Платону, как и мне, было свойственно чувство кровной родственности, в детстве еще усиленное нашим сиротством. Чувство это позволяло ему особую открытость со мною. А мне не позволяло перейти тот рубеж, на переходе которого настаивал, так ли, эдак ли, но настаивал Александр Дмитриевич.
Уверенность Платона в сестринской преданности была глубоко безотчетной. Мои поджатые губы: прельстился адъютантским шнуром; бригадных товарищей променял на паркетных шаркунов — все это его царапало, но не колебало эту уверенность. Ну, точно так, как мой радикализм не уменьшал его привязанности ко мне.
Платон искренне полагал, что его карьера, хотя и не одобряется мною, все-таки втайне меня радует, не может не радовать и что я под сурдинку горжусь братом. Отсюда всегдашняя открытость. Кому, как не Анне, «выплеснуть» свои заботы, свои надежды?
А надежды в быстром взлете и, стало быть, в близости брачных уз с Мещерской, эти надежды пуще разгорелись в последних числах мая.
— Печальное известие, Аня! — произнес он, блестя глазами и таким тоном, словно говорил: «Поздравляю!»
И принялся расхаживать широким шагом.
— Она в семь утра умерла, никого не было. Жаль, конечно, но уж так настрадалась, что и смерть желанна. В половине десятого государь из Царского, а в десять — наследник с Елагина… Государь недолго пробыл у покойной. Скоро вышел и принял Милютина. Как обычно, как всегда: доклад военного министра. Какое присутствие духа!
— Еще бы, — буркнула я, — дождался.
— Ну-у-у, Аня. Его можно понять.
— Особенно ваших можно понять.
Платон коротко, нервно рассмеялся.
Надо было знать, как волей-неволей знала я, «подводные течения», чтобы в тихой, неприметной смерти императрицы тотчас увидеть поворот к аналою для Юрьевской, праздник для ее присных.
А этикет блюли. Панихиды и дежурства у гроба. Перенесение усопшей в крепость, в фамильную усыпальницу, — длинная процессия сквозь дождь и бурю; Нева в тот день поднялась, кое-где вышла из берегов. Потом, в крепости, опять панихиды и опять дежурства.
В женитьбе государя на Юрьевской Платон не сомневался. Так оно и получилось какое-то время спустя. Обряд свершился почти секретно, в присутствии самых «ближних бояр». Платон околачивался неподалеку от Царскосельского дворца.
Несмотря на секретность, весть о венчании распространилась в городе.
Не помню куда, я ехала на извозчике.
— А что, барышня, верно говорят: царя отчитывать будут?
— Отчитывать?
— А в Казанском соборе.
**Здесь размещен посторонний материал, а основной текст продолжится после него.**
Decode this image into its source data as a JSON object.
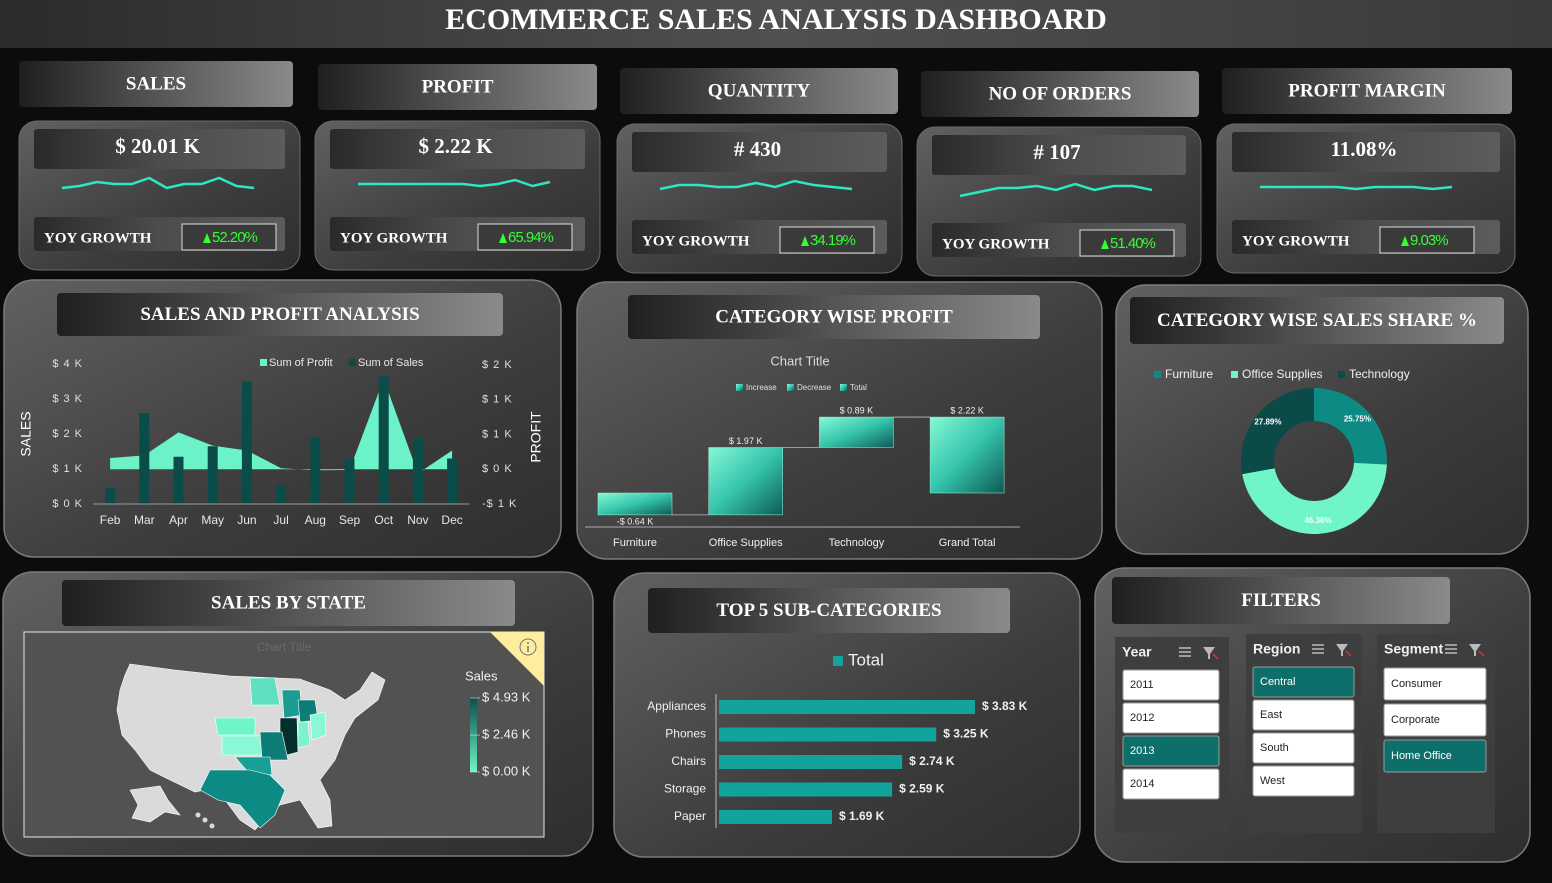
{
  "header": {
    "title": "ECOMMERCE SALES ANALYSIS DASHBOARD"
  },
  "kpis": [
    {
      "label": "SALES",
      "value": "$ 20.01 K",
      "growth_label": "YOY GROWTH",
      "growth": "52.20%",
      "trend": [
        3,
        4,
        6,
        5,
        5,
        8,
        3,
        5,
        5,
        8,
        4,
        3
      ]
    },
    {
      "label": "PROFIT",
      "value": "$ 2.22 K",
      "growth_label": "YOY GROWTH",
      "growth": "65.94%",
      "trend": [
        5,
        5,
        5,
        5,
        5,
        5,
        5,
        4,
        5,
        7,
        4,
        6
      ]
    },
    {
      "label": "QUANTITY",
      "value": "# 430",
      "growth_label": "YOY GROWTH",
      "growth": "34.19%",
      "trend": [
        4,
        6,
        6,
        5,
        5,
        7,
        5,
        8,
        6,
        5,
        4
      ]
    },
    {
      "label": "NO OF ORDERS",
      "value": "# 107",
      "growth_label": "YOY GROWTH",
      "growth": "51.40%",
      "trend": [
        2,
        4,
        6,
        6,
        7,
        5,
        8,
        5,
        7,
        7,
        5
      ]
    },
    {
      "label": "PROFIT MARGIN",
      "value": "11.08%",
      "growth_label": "YOY GROWTH",
      "growth": "9.03%",
      "trend": [
        5,
        5,
        5,
        5,
        5,
        4,
        5,
        5,
        5,
        4,
        5
      ]
    }
  ],
  "chart_data": [
    {
      "type": "combo",
      "title": "SALES  AND PROFIT ANALYSIS",
      "y_label": "SALES",
      "y2_label": "PROFIT",
      "categories": [
        "Feb",
        "Mar",
        "Apr",
        "May",
        "Jun",
        "Jul",
        "Aug",
        "Sep",
        "Oct",
        "Nov",
        "Dec"
      ],
      "series": [
        {
          "name": "Sum of Profit",
          "type": "area",
          "axis": "y2",
          "color": "#6cf2c8",
          "values": [
            160,
            200,
            530,
            340,
            270,
            15,
            -15,
            -10,
            1300,
            -60,
            270
          ]
        },
        {
          "name": "Sum of Sales",
          "type": "bar",
          "axis": "y",
          "color": "#0a4d48",
          "values": [
            450,
            2600,
            1350,
            1650,
            3500,
            550,
            1900,
            1300,
            3650,
            1900,
            1300
          ]
        }
      ],
      "ylim": [
        0,
        4000
      ],
      "yticks": [
        {
          "value": 0,
          "label": "$ 0 K"
        },
        {
          "value": 1000,
          "label": "$ 1 K"
        },
        {
          "value": 2000,
          "label": "$ 2 K"
        },
        {
          "value": 3000,
          "label": "$ 3 K"
        },
        {
          "value": 4000,
          "label": "$ 4 K"
        }
      ],
      "y2lim": [
        -500,
        1500
      ],
      "y2ticks": [
        {
          "value": -500,
          "label": "-$ 1 K"
        },
        {
          "value": 0,
          "label": "$ 0 K"
        },
        {
          "value": 500,
          "label": "$ 1 K"
        },
        {
          "value": 1000,
          "label": "$ 1 K"
        },
        {
          "value": 1500,
          "label": "$ 2 K"
        }
      ]
    },
    {
      "type": "waterfall",
      "title": "CATEGORY WISE PROFIT",
      "chart_title": "Chart Title",
      "legend": [
        "Increase",
        "Decrease",
        "Total"
      ],
      "categories": [
        "Furniture",
        "Office Supplies",
        "Technology",
        "Grand Total"
      ],
      "values": [
        -640,
        1970,
        890,
        2220
      ],
      "value_labels": [
        "-$ 0.64 K",
        "$ 1.97 K",
        "$ 0.89 K",
        "$ 2.22 K"
      ],
      "totals": [
        false,
        false,
        false,
        true
      ],
      "color": "#3fd6b4"
    },
    {
      "type": "pie",
      "title": "CATEGORY WISE SALES SHARE %",
      "categories": [
        "Furniture",
        "Office Supplies",
        "Technology"
      ],
      "values": [
        25.75,
        46.36,
        27.89
      ],
      "value_labels": [
        "25.75%",
        "46.36%",
        "27.89%"
      ],
      "colors": [
        "#0e8a85",
        "#6ff5c9",
        "#0b4a47"
      ],
      "donut": true
    },
    {
      "type": "map",
      "title": "SALES BY STATE",
      "chart_title": "Chart Title",
      "legend_title": "Sales",
      "colorbar": {
        "colors": [
          "#6ff5c9",
          "#0b4f4a"
        ],
        "lim": [
          0,
          4930
        ],
        "ticks": [
          {
            "value": 4930,
            "label": "$ 4.93 K"
          },
          {
            "value": 2460,
            "label": "$ 2.46 K"
          },
          {
            "value": 0,
            "label": "$ 0.00 K"
          }
        ]
      }
    },
    {
      "type": "hbar",
      "title": "TOP 5 SUB-CATEGORIES",
      "series_name": "Total",
      "color": "#12a39d",
      "categories": [
        "Appliances",
        "Phones",
        "Chairs",
        "Storage",
        "Paper"
      ],
      "values": [
        3830,
        3250,
        2740,
        2590,
        1690
      ],
      "value_labels": [
        "$ 3.83 K",
        "$ 3.25 K",
        "$ 2.74 K",
        "$ 2.59 K",
        "$ 1.69 K"
      ]
    }
  ],
  "filters": {
    "title": "FILTERS",
    "slicers": [
      {
        "name": "Year",
        "items": [
          "2011",
          "2012",
          "2013",
          "2014"
        ],
        "selected": "2013"
      },
      {
        "name": "Region",
        "items": [
          "Central",
          "East",
          "South",
          "West"
        ],
        "selected": "Central"
      },
      {
        "name": "Segment",
        "items": [
          "Consumer",
          "Corporate",
          "Home Office"
        ],
        "selected": "Home Office"
      }
    ]
  }
}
За то, что женился в другой раз.
— Не слыхала…
Извозчик шмыгнул носом.
— Да и то сказать. Ну, померла хозяйка, дом сирота, как не жениться…
Вот он, «глас божий».
Но вообще-то смерть императрицы и прочее прошли малоприметно, как и всяческие рождения-кончины в августейшем доме.
Я, однако, сознавала, что лигисты отныне раскуражатся: они ставили карту на «мадам-посредницу», на Юрьевскую.
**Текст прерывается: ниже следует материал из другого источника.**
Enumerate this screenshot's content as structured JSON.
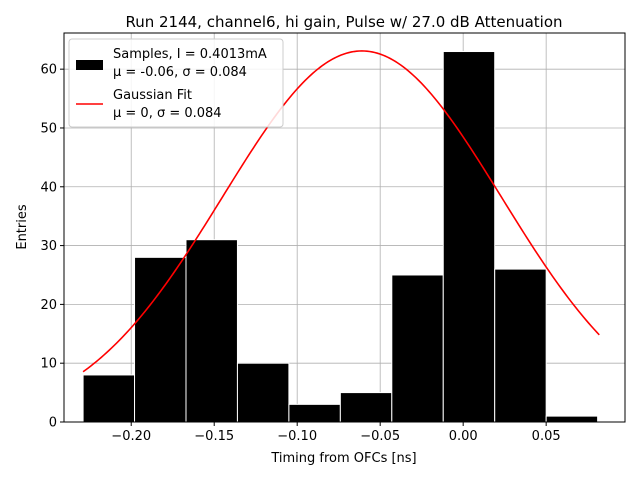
{
  "chart_data": {
    "type": "bar",
    "title": "Run 2144, channel6, hi gain, Pulse w/ 27.0 dB Attenuation",
    "xlabel": "Timing from OFCs [ns]",
    "ylabel": "Entries",
    "xlim": [
      -0.2405,
      0.0975
    ],
    "ylim": [
      0,
      66.15
    ],
    "grid": true,
    "legend_position": "top-left",
    "x_ticks": [
      -0.2,
      -0.15,
      -0.1,
      -0.05,
      0.0,
      0.05
    ],
    "x_tick_labels": [
      "−0.20",
      "−0.15",
      "−0.10",
      "−0.05",
      "0.00",
      "0.05"
    ],
    "y_ticks": [
      0,
      10,
      20,
      30,
      40,
      50,
      60
    ],
    "y_tick_labels": [
      "0",
      "10",
      "20",
      "30",
      "40",
      "50",
      "60"
    ],
    "histogram": {
      "name": "Samples, I = 0.4013mA",
      "stats": "μ = -0.06, σ = 0.084",
      "color": "#000000",
      "edgecolor": "#ffffff",
      "bin_edges": [
        -0.229,
        -0.198,
        -0.167,
        -0.136,
        -0.105,
        -0.074,
        -0.043,
        -0.012,
        0.019,
        0.05,
        0.081
      ],
      "values": [
        8,
        28,
        31,
        10,
        3,
        5,
        25,
        63,
        26,
        1
      ]
    },
    "fit": {
      "name": "Gaussian Fit",
      "stats": "μ = 0, σ = 0.084",
      "color": "#ff0000",
      "x_range": [
        -0.229,
        0.082
      ],
      "mean": -0.061,
      "sigma": 0.084,
      "amplitude": 63.1
    }
  }
}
Суетливое возбуждение Платона претило до крайности. Его цинизм поразил меня, хотя какое мне было дело до бывшей немецкой принцессы, подарившей России чуть не десяток великих князей и княгинь.
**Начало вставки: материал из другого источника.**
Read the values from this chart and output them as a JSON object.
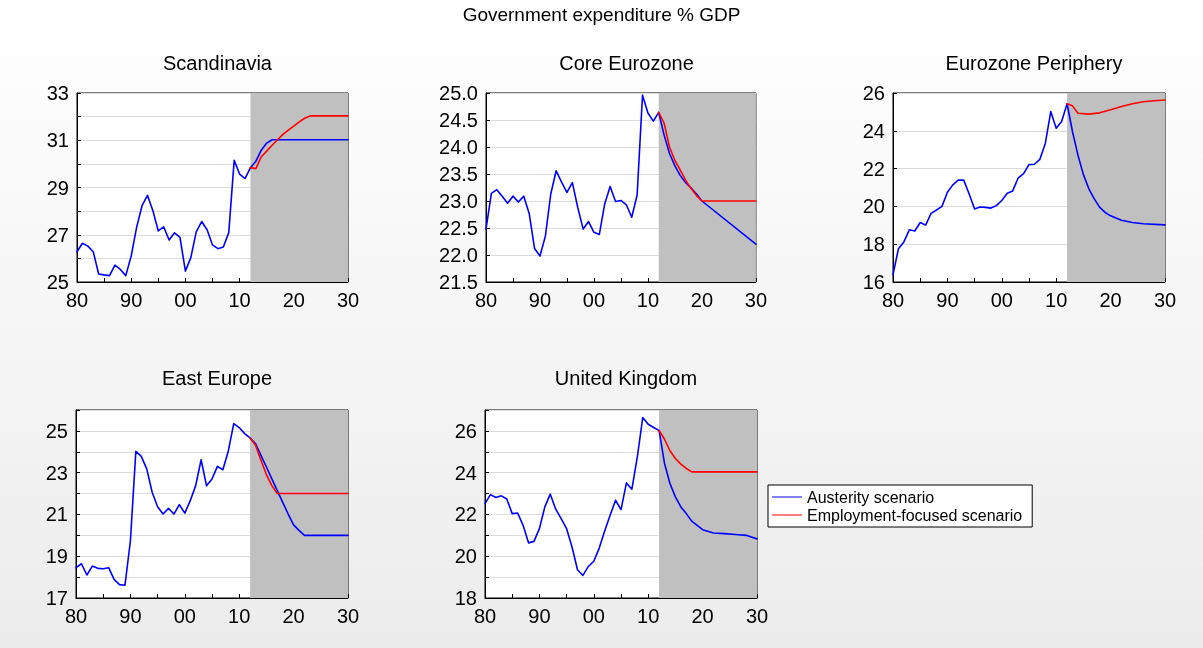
{
  "chart_data": [
    {
      "type": "other",
      "title": "Government expenditure % GDP"
    },
    {
      "type": "line",
      "title": "Scandinavia",
      "xlim": [
        1980,
        2030
      ],
      "xticks": [
        {
          "value": 1980,
          "label": "80"
        },
        {
          "value": 1985,
          "label": null
        },
        {
          "value": 1990,
          "label": "90"
        },
        {
          "value": 1995,
          "label": null
        },
        {
          "value": 2000,
          "label": "00"
        },
        {
          "value": 2005,
          "label": null
        },
        {
          "value": 2010,
          "label": "10"
        },
        {
          "value": 2015,
          "label": null
        },
        {
          "value": 2020,
          "label": "20"
        },
        {
          "value": 2025,
          "label": null
        },
        {
          "value": 2030,
          "label": "30"
        }
      ],
      "ylim": [
        25,
        33
      ],
      "yticks": [
        25,
        {
          "value": 26,
          "label": null
        },
        27,
        {
          "value": 28,
          "label": null
        },
        29,
        {
          "value": 30,
          "label": null
        },
        31,
        {
          "value": 32,
          "label": null
        },
        33
      ],
      "grid": "y",
      "legend": false,
      "marker": "none",
      "line_style": "solid",
      "bands": [
        {
          "axis": "x",
          "from": 2012,
          "to": 2030,
          "color": "#c0c0c0"
        }
      ],
      "series": [
        {
          "color": "#0000ff",
          "x": [
            1980,
            1981,
            1982,
            1983,
            1984,
            1985,
            1986,
            1987,
            1988,
            1989,
            1990,
            1991,
            1992,
            1993,
            1994,
            1995,
            1996,
            1997,
            1998,
            1999,
            2000,
            2001,
            2002,
            2003,
            2004,
            2005,
            2006,
            2007,
            2008,
            2009,
            2010,
            2011,
            2012,
            2013,
            2014,
            2015,
            2016,
            2030
          ],
          "values": [
            26.28,
            26.64,
            26.52,
            26.28,
            25.34,
            25.3,
            25.27,
            25.71,
            25.53,
            25.27,
            26.1,
            27.31,
            28.23,
            28.67,
            28.02,
            27.16,
            27.33,
            26.78,
            27.08,
            26.89,
            25.46,
            26.03,
            27.12,
            27.56,
            27.21,
            26.57,
            26.41,
            26.48,
            27.09,
            30.15,
            29.57,
            29.38,
            29.84,
            30.11,
            30.58,
            30.88,
            31.02,
            31.02
          ]
        },
        {
          "color": "#ff0000",
          "x": [
            2012,
            2013,
            2014,
            2015,
            2016,
            2017,
            2018,
            2019,
            2020,
            2021,
            2022,
            2023,
            2030
          ],
          "values": [
            29.84,
            29.8,
            30.3,
            30.54,
            30.79,
            31.02,
            31.25,
            31.43,
            31.6,
            31.78,
            31.93,
            32.03,
            32.03
          ]
        }
      ]
    },
    {
      "type": "line",
      "title": "Core Eurozone",
      "xlim": [
        1980,
        2030
      ],
      "xticks": [
        {
          "value": 1980,
          "label": "80"
        },
        {
          "value": 1985,
          "label": null
        },
        {
          "value": 1990,
          "label": "90"
        },
        {
          "value": 1995,
          "label": null
        },
        {
          "value": 2000,
          "label": "00"
        },
        {
          "value": 2005,
          "label": null
        },
        {
          "value": 2010,
          "label": "10"
        },
        {
          "value": 2015,
          "label": null
        },
        {
          "value": 2020,
          "label": "20"
        },
        {
          "value": 2025,
          "label": null
        },
        {
          "value": 2030,
          "label": "30"
        }
      ],
      "ylim": [
        21.5,
        25
      ],
      "yticks": [
        21.5,
        {
          "value": 22,
          "label": "22.0"
        },
        22.5,
        {
          "value": 23,
          "label": "23.0"
        },
        23.5,
        {
          "value": 24,
          "label": "24.0"
        },
        24.5,
        {
          "value": 25,
          "label": "25.0"
        }
      ],
      "grid": "y",
      "legend": false,
      "marker": "none",
      "line_style": "solid",
      "bands": [
        {
          "axis": "x",
          "from": 2012,
          "to": 2030,
          "color": "#c0c0c0"
        }
      ],
      "series": [
        {
          "color": "#0000ff",
          "x": [
            1980,
            1981,
            1982,
            1983,
            1984,
            1985,
            1986,
            1987,
            1988,
            1989,
            1990,
            1991,
            1992,
            1993,
            1994,
            1995,
            1996,
            1997,
            1998,
            1999,
            2000,
            2001,
            2002,
            2003,
            2004,
            2005,
            2006,
            2007,
            2008,
            2009,
            2010,
            2011,
            2012,
            2013,
            2014,
            2015,
            2016,
            2017,
            2018,
            2019,
            2020,
            2030
          ],
          "values": [
            22.48,
            23.14,
            23.21,
            23.09,
            22.96,
            23.09,
            22.98,
            23.09,
            22.77,
            22.12,
            21.98,
            22.35,
            23.13,
            23.56,
            23.35,
            23.16,
            23.34,
            22.88,
            22.48,
            22.62,
            22.42,
            22.38,
            22.95,
            23.27,
            22.99,
            23.01,
            22.93,
            22.7,
            23.11,
            24.96,
            24.63,
            24.48,
            24.64,
            24.22,
            23.88,
            23.65,
            23.47,
            23.34,
            23.24,
            23.13,
            23.0,
            22.2
          ]
        },
        {
          "color": "#ff0000",
          "x": [
            2012,
            2013,
            2014,
            2015,
            2016,
            2017,
            2018,
            2019,
            2020,
            2030
          ],
          "values": [
            24.64,
            24.44,
            24.0,
            23.75,
            23.57,
            23.38,
            23.23,
            23.1,
            23.0,
            23.0
          ]
        }
      ]
    },
    {
      "type": "line",
      "title": "Eurozone Periphery",
      "xlim": [
        1980,
        2030
      ],
      "xticks": [
        {
          "value": 1980,
          "label": "80"
        },
        {
          "value": 1985,
          "label": null
        },
        {
          "value": 1990,
          "label": "90"
        },
        {
          "value": 1995,
          "label": null
        },
        {
          "value": 2000,
          "label": "00"
        },
        {
          "value": 2005,
          "label": null
        },
        {
          "value": 2010,
          "label": "10"
        },
        {
          "value": 2015,
          "label": null
        },
        {
          "value": 2020,
          "label": "20"
        },
        {
          "value": 2025,
          "label": null
        },
        {
          "value": 2030,
          "label": "30"
        }
      ],
      "ylim": [
        16,
        26
      ],
      "yticks": [
        16,
        18,
        20,
        22,
        24,
        26
      ],
      "grid": "y",
      "legend": false,
      "marker": "none",
      "line_style": "solid",
      "bands": [
        {
          "axis": "x",
          "from": 2012,
          "to": 2030,
          "color": "#c0c0c0"
        }
      ],
      "series": [
        {
          "color": "#0000ff",
          "x": [
            1980,
            1981,
            1982,
            1983,
            1984,
            1985,
            1986,
            1987,
            1988,
            1989,
            1990,
            1991,
            1992,
            1993,
            1994,
            1995,
            1996,
            1997,
            1998,
            1999,
            2000,
            2001,
            2002,
            2003,
            2004,
            2005,
            2006,
            2007,
            2008,
            2009,
            2010,
            2011,
            2012,
            2013,
            2014,
            2015,
            2016,
            2017,
            2018,
            2019,
            2020,
            2022,
            2024,
            2026,
            2030
          ],
          "values": [
            16.39,
            17.76,
            18.12,
            18.76,
            18.7,
            19.15,
            19.01,
            19.63,
            19.81,
            20.0,
            20.75,
            21.14,
            21.39,
            21.39,
            20.66,
            19.86,
            19.97,
            19.95,
            19.91,
            20.04,
            20.31,
            20.7,
            20.82,
            21.5,
            21.73,
            22.21,
            22.23,
            22.49,
            23.33,
            25.02,
            24.13,
            24.49,
            25.43,
            23.95,
            22.71,
            21.68,
            20.93,
            20.4,
            19.95,
            19.68,
            19.5,
            19.27,
            19.15,
            19.08,
            19.02
          ]
        },
        {
          "color": "#ff0000",
          "x": [
            2012,
            2013,
            2014,
            2016,
            2018,
            2020,
            2022,
            2024,
            2026,
            2028,
            2030
          ],
          "values": [
            25.43,
            25.32,
            24.93,
            24.88,
            24.95,
            25.11,
            25.29,
            25.43,
            25.54,
            25.59,
            25.63
          ]
        }
      ]
    },
    {
      "type": "line",
      "title": "East Europe",
      "xlim": [
        1980,
        2030
      ],
      "xticks": [
        {
          "value": 1980,
          "label": "80"
        },
        {
          "value": 1985,
          "label": null
        },
        {
          "value": 1990,
          "label": "90"
        },
        {
          "value": 1995,
          "label": null
        },
        {
          "value": 2000,
          "label": "00"
        },
        {
          "value": 2005,
          "label": null
        },
        {
          "value": 2010,
          "label": "10"
        },
        {
          "value": 2015,
          "label": null
        },
        {
          "value": 2020,
          "label": "20"
        },
        {
          "value": 2025,
          "label": null
        },
        {
          "value": 2030,
          "label": "30"
        }
      ],
      "ylim": [
        17,
        26
      ],
      "yticks": [
        17,
        {
          "value": 18,
          "label": null
        },
        19,
        {
          "value": 20,
          "label": null
        },
        21,
        {
          "value": 22,
          "label": null
        },
        23,
        {
          "value": 24,
          "label": null
        },
        25,
        {
          "value": 26,
          "label": null
        }
      ],
      "grid": "y",
      "legend": false,
      "marker": "none",
      "line_style": "solid",
      "bands": [
        {
          "axis": "x",
          "from": 2012,
          "to": 2030,
          "color": "#c0c0c0"
        }
      ],
      "series": [
        {
          "color": "#0000ff",
          "x": [
            1980,
            1981,
            1982,
            1983,
            1984,
            1985,
            1986,
            1987,
            1988,
            1989,
            1990,
            1991,
            1992,
            1993,
            1994,
            1995,
            1996,
            1997,
            1998,
            1999,
            2000,
            2001,
            2002,
            2003,
            2004,
            2005,
            2006,
            2007,
            2008,
            2009,
            2010,
            2011,
            2012,
            2013,
            2014,
            2015,
            2016,
            2017,
            2018,
            2019,
            2020,
            2021,
            2022,
            2030
          ],
          "values": [
            18.45,
            18.64,
            18.1,
            18.53,
            18.42,
            18.4,
            18.45,
            17.89,
            17.64,
            17.61,
            19.73,
            24.02,
            23.78,
            23.18,
            22.06,
            21.37,
            21.02,
            21.29,
            21.02,
            21.47,
            21.06,
            21.66,
            22.38,
            23.62,
            22.37,
            22.7,
            23.3,
            23.14,
            24.04,
            25.35,
            25.16,
            24.87,
            24.66,
            24.39,
            23.83,
            23.27,
            22.7,
            22.14,
            21.58,
            21.02,
            20.5,
            20.24,
            20.0,
            20.0
          ]
        },
        {
          "color": "#ff0000",
          "x": [
            2012,
            2013,
            2014,
            2015,
            2016,
            2017,
            2030
          ],
          "values": [
            24.66,
            24.31,
            23.59,
            22.91,
            22.38,
            22.0,
            22.0
          ]
        }
      ]
    },
    {
      "type": "line",
      "title": "United Kingdom",
      "xlim": [
        1980,
        2030
      ],
      "xticks": [
        {
          "value": 1980,
          "label": "80"
        },
        {
          "value": 1985,
          "label": null
        },
        {
          "value": 1990,
          "label": "90"
        },
        {
          "value": 1995,
          "label": null
        },
        {
          "value": 2000,
          "label": "00"
        },
        {
          "value": 2005,
          "label": null
        },
        {
          "value": 2010,
          "label": "10"
        },
        {
          "value": 2015,
          "label": null
        },
        {
          "value": 2020,
          "label": "20"
        },
        {
          "value": 2025,
          "label": null
        },
        {
          "value": 2030,
          "label": "30"
        }
      ],
      "ylim": [
        18,
        27
      ],
      "yticks": [
        18,
        {
          "value": 19,
          "label": null
        },
        20,
        {
          "value": 21,
          "label": null
        },
        22,
        {
          "value": 23,
          "label": null
        },
        24,
        {
          "value": 25,
          "label": null
        },
        26,
        {
          "value": 27,
          "label": null
        }
      ],
      "grid": "y",
      "legend": "right",
      "marker": "none",
      "line_style": "solid",
      "bands": [
        {
          "axis": "x",
          "from": 2012,
          "to": 2030,
          "color": "#c0c0c0"
        }
      ],
      "series": [
        {
          "name": "Austerity scenario",
          "color": "#0000ff",
          "x": [
            1980,
            1981,
            1982,
            1983,
            1984,
            1985,
            1986,
            1987,
            1988,
            1989,
            1990,
            1991,
            1992,
            1993,
            1994,
            1995,
            1996,
            1997,
            1998,
            1999,
            2000,
            2001,
            2002,
            2003,
            2004,
            2005,
            2006,
            2007,
            2008,
            2009,
            2010,
            2011,
            2012,
            2013,
            2014,
            2015,
            2016,
            2017,
            2018,
            2019,
            2020,
            2022,
            2024,
            2026,
            2028,
            2030
          ],
          "values": [
            22.52,
            22.95,
            22.81,
            22.89,
            22.74,
            22.04,
            22.07,
            21.48,
            20.64,
            20.71,
            21.32,
            22.36,
            22.97,
            22.25,
            21.8,
            21.32,
            20.44,
            19.35,
            19.08,
            19.51,
            19.76,
            20.39,
            21.21,
            21.96,
            22.68,
            22.23,
            23.51,
            23.21,
            24.76,
            26.64,
            26.32,
            26.16,
            26.02,
            24.44,
            23.48,
            22.84,
            22.36,
            22.04,
            21.68,
            21.48,
            21.27,
            21.11,
            21.08,
            21.04,
            21.0,
            20.83
          ]
        },
        {
          "name": "Employment-focused scenario",
          "color": "#ff0000",
          "x": [
            2012,
            2013,
            2014,
            2015,
            2016,
            2017,
            2018,
            2030
          ],
          "values": [
            26.02,
            25.6,
            25.05,
            24.68,
            24.41,
            24.2,
            24.04,
            24.04
          ]
        }
      ]
    }
  ]
}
Военный суд вынес жестокие каторжные приговоры нашим товарищам — доктору Веймару, Оле Натансон и другим. Конечно, глупо было ждать мягких сентенций от судей в мундирах гвардейских полковников, но я будто надеялась. В этой надежде таились самообман, уловка — я оттягивала мое «грехопадение». А Михайлов по-прежнему молчал. Он, конечно, понимал, что Антисоциалистическая лига отныне пустится во все тяжкие. Но — молчал. Его молчание казнило сильнее прежних ожесточенных споров: я усмотрела в этом молчании самое ужасное — подозрение в отступничестве.